Sprague’s Safety Performance Committee brings this structure to life at the governance level. The committee draws from Terminal Operations, HSE, HR, and Risk Management to review incidents, evaluate Good Catch reports, analyze safety trends, and recommend recognition for safe performance. Cross-functional oversight like this helps prevent gaps from falling between departments.
Proactive Reporting: The Good Catch Program
During a recent gypsum vessel discharge at one of Sprague’s terminals, a crane operator noticed something was off. The loader they had been asked to lift looked larger than the others in the operation. Rather than proceed, the operator paused and asked to confirm the weight was within the rated capacity for the spreader bar being used. It was not. The crane operator exercised Stop Work Authority, the loader was removed from the operation, and a potential incident was avoided entirely.

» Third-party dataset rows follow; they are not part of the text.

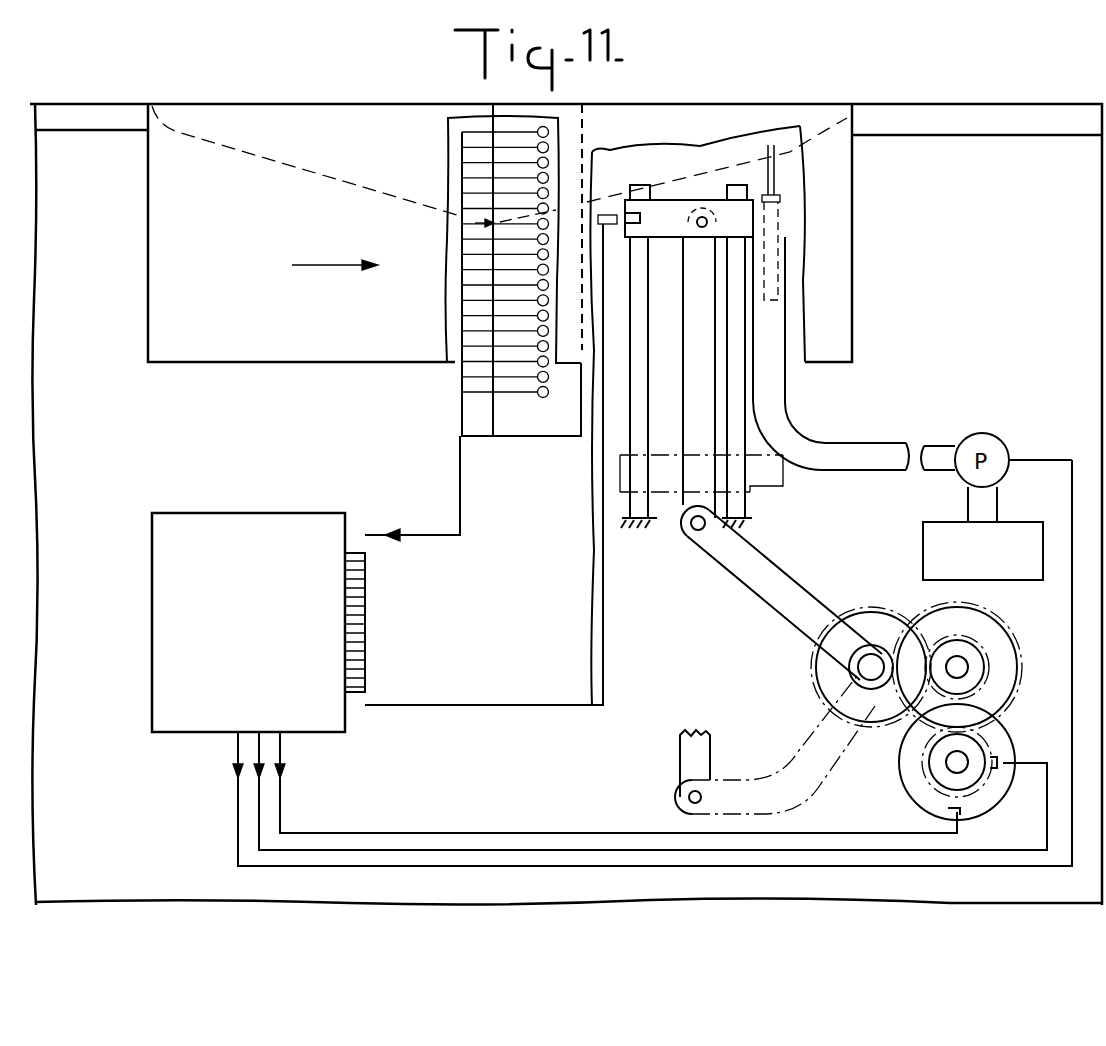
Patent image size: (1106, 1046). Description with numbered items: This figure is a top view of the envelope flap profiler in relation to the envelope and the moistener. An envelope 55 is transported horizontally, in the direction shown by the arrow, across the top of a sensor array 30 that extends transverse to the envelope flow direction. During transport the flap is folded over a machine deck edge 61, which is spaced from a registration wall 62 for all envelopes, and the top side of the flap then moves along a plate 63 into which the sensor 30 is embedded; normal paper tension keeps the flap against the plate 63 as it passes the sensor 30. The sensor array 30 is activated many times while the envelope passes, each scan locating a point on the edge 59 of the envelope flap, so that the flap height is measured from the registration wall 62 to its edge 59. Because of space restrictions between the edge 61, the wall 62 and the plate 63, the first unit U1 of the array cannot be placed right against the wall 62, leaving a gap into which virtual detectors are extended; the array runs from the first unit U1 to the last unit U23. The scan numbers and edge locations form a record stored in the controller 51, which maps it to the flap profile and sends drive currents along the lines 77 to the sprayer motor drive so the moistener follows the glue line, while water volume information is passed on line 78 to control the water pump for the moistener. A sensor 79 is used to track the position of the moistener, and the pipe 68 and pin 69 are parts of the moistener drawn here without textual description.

The sensor array 30 is at (541, 286).
The controller 51 is at (192, 727).
The envelope 55 is at (196, 345).
The flap edge 59 is at (795, 157).
The machine deck edge 61 is at (1020, 128).
The registration wall 62 is at (933, 108).
The plate 63 is at (562, 430).
The pipe 68 is at (802, 420).
The valve pin 69 is at (771, 145).
The lines 77 is at (380, 848).
The line 78 is at (325, 865).
The sensor 79 is at (606, 213).
The first unit U1 is at (549, 131).
The last sensor U23 is at (540, 398).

That is exactly the behavior Sprague’s Good Catch program is designed to encourage. Launched in 2019, Good Catch gives employees a formal channel to report conditions that could lead to an incident before anything happens. Across Sprague’s facilities, employees proactively flag physical, chemical, thermal, and noise hazards. Once reported, solutions and controls are put in place to eliminate or reduce those risks.
The program reinforces a simple but important idea: a near miss is not something to brush past. It is something to learn from.

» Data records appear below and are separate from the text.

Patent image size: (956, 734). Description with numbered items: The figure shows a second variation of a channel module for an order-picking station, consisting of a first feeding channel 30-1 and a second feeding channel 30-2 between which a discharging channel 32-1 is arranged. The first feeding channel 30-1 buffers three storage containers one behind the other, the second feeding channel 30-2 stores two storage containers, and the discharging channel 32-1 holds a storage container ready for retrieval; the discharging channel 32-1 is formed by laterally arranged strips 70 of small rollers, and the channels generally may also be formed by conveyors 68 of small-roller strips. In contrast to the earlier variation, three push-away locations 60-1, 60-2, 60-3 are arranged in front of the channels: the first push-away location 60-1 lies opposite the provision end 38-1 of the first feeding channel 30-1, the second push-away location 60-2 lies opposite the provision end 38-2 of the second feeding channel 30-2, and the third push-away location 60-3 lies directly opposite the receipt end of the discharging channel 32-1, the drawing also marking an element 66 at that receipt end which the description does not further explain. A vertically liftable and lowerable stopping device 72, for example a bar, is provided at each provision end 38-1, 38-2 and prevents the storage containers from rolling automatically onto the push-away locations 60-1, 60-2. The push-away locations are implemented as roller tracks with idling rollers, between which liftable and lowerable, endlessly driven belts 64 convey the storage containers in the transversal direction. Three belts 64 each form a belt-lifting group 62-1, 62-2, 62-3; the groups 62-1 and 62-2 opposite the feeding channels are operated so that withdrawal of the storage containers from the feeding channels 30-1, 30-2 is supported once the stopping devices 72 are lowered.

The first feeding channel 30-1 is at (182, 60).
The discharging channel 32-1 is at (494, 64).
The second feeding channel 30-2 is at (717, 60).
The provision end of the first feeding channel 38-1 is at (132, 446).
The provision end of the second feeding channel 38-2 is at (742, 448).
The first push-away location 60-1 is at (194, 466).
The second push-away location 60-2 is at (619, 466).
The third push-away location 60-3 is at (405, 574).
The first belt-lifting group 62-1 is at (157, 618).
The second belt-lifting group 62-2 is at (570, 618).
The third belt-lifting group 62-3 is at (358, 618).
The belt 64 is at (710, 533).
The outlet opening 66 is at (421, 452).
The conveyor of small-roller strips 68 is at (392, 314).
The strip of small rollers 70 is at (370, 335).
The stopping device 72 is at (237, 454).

Learn more about Sprague’s health and safety procedures.
Fleet Safety and Driver Training Programs
Frequently, Sprague brings a tanker truck to Touch a Truck events, where the public is invited to climb in and see what a licensed commercial driver (CDL) actually sees from behind the wheel. The goal of participating in these events is simple: most drivers on the road have no idea how limited the sightlines of large commercial vehicles are. Blind spots that go unnoticed by other drivers are a daily reality for Sprague’s drivers.

By giving the public a direct look at those limitations, Sprague helped build awareness that extends beyond its own fleet. Shared roadways are safer when all drivers understand how large vehicles operate.

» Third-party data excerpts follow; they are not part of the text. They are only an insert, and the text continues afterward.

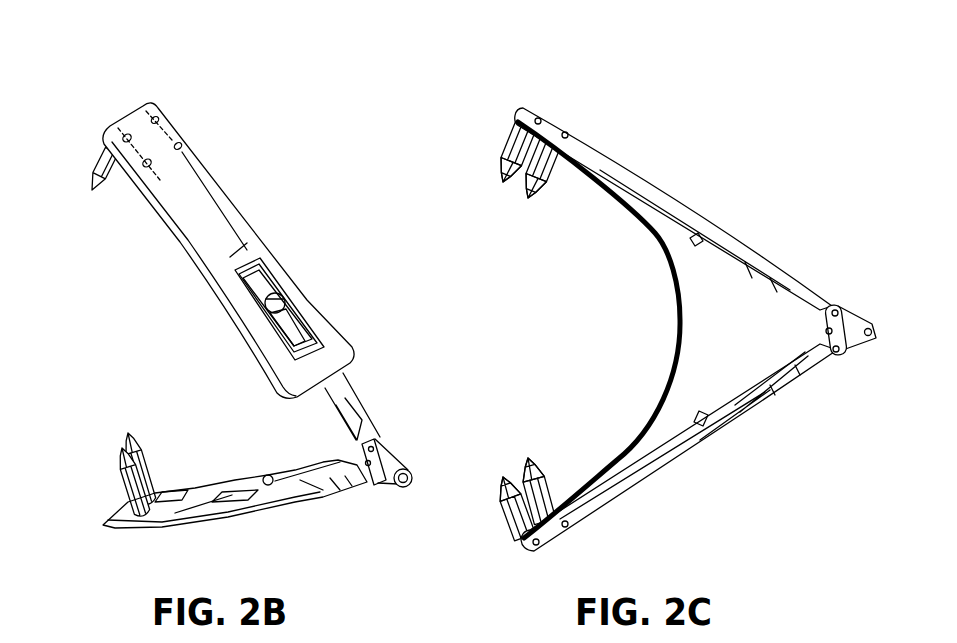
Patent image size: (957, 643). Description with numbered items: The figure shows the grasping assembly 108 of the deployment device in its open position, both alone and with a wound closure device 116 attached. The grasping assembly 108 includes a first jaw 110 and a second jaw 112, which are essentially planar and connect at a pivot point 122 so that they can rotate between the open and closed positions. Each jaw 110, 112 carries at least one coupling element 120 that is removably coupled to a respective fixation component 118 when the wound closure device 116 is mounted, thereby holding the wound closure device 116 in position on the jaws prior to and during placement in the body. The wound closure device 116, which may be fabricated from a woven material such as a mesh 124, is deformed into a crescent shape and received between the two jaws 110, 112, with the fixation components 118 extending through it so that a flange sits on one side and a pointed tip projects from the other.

In FIG. 2B, the grasping assembly 108 is at (139, 68).
In FIG. 2C, the grasping assembly 108 is at (566, 82).
In FIG. 2B, the first jaw 110 is at (245, 206).
In FIG. 2C, the first jaw 110 is at (731, 216).
In FIG. 2B, the second jaw 112 is at (226, 527).
In FIG. 2C, the second jaw 112 is at (698, 465).
In FIG. 2C, the wound closure device 116 is at (668, 310).
In FIG. 2C, the fixation component 118 is at (501, 140).
In FIG. 2B, the coupling element 120 is at (88, 187).
In FIG. 2C, the coupling element 120 is at (511, 203).
In FIG. 2B, the pivot point 122 is at (393, 445).
In FIG. 2C, the pivot point 122 is at (874, 336).
In FIG. 2C, the mesh 124 is at (655, 253).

That community-facing work is one part of a broader fleet safety program that includes certified driver trainers, on-road observations, coaching, and vehicle monitoring technology. Driver safety is treated as an extension of terminal safety, not a separate category.
Environmental Preparedness and Emergency Response Twice a year, the team at Sprague’s Newington, NH terminal runs a full boom deployment drill. Booms are unloaded into the water and anchored to simulate containing an oil spill. The goal is to be ready to respond to an emergency in under an hour. Third-party evaluators are brought in to validate the drills, providing an independent check on readiness.
This kind of preparation does not happen by accident either. Sprague’s environmental preparedness program includes spill response readiness drills and emergency planning that aligns with Hartree’s broader preparedness expectations, including evacuation drills and equipment inspections. Proactive planning is what keeps a potential environmental incident from becoming an actual one.
Safety as a Shared Responsibility
All of these systems, the PPE matrix, the Good Catch program, the safety committee, come back to the same idea: safety works when everyone takes ownership of it. Stephen Barber, a Terminal Operator at Sprague’s Rensselaer Terminal, recently marked 35 injury-free years with the company. His career is a reminder that safe work habits, practiced consistently over time, make a real difference.
That kind of record is not built in a single moment. It is built one shift at a time, one decision at a time, by someone who understands that safety is not someone else’s job.
Keep Safety at the Forefront
At Sprague, safety is not a standalone initiative. It is embedded into how we operate every terminal, manage every fleet movement, and engage every employee.
Through structured programs, community involvement, and the everyday decisions of our team, we are committed to continuous improvement and proactive risk management. Backed by more than 150 years of operational experience and supported by Hartree’s global expertise, Sprague continues to strengthen its safety culture across every level of the organization.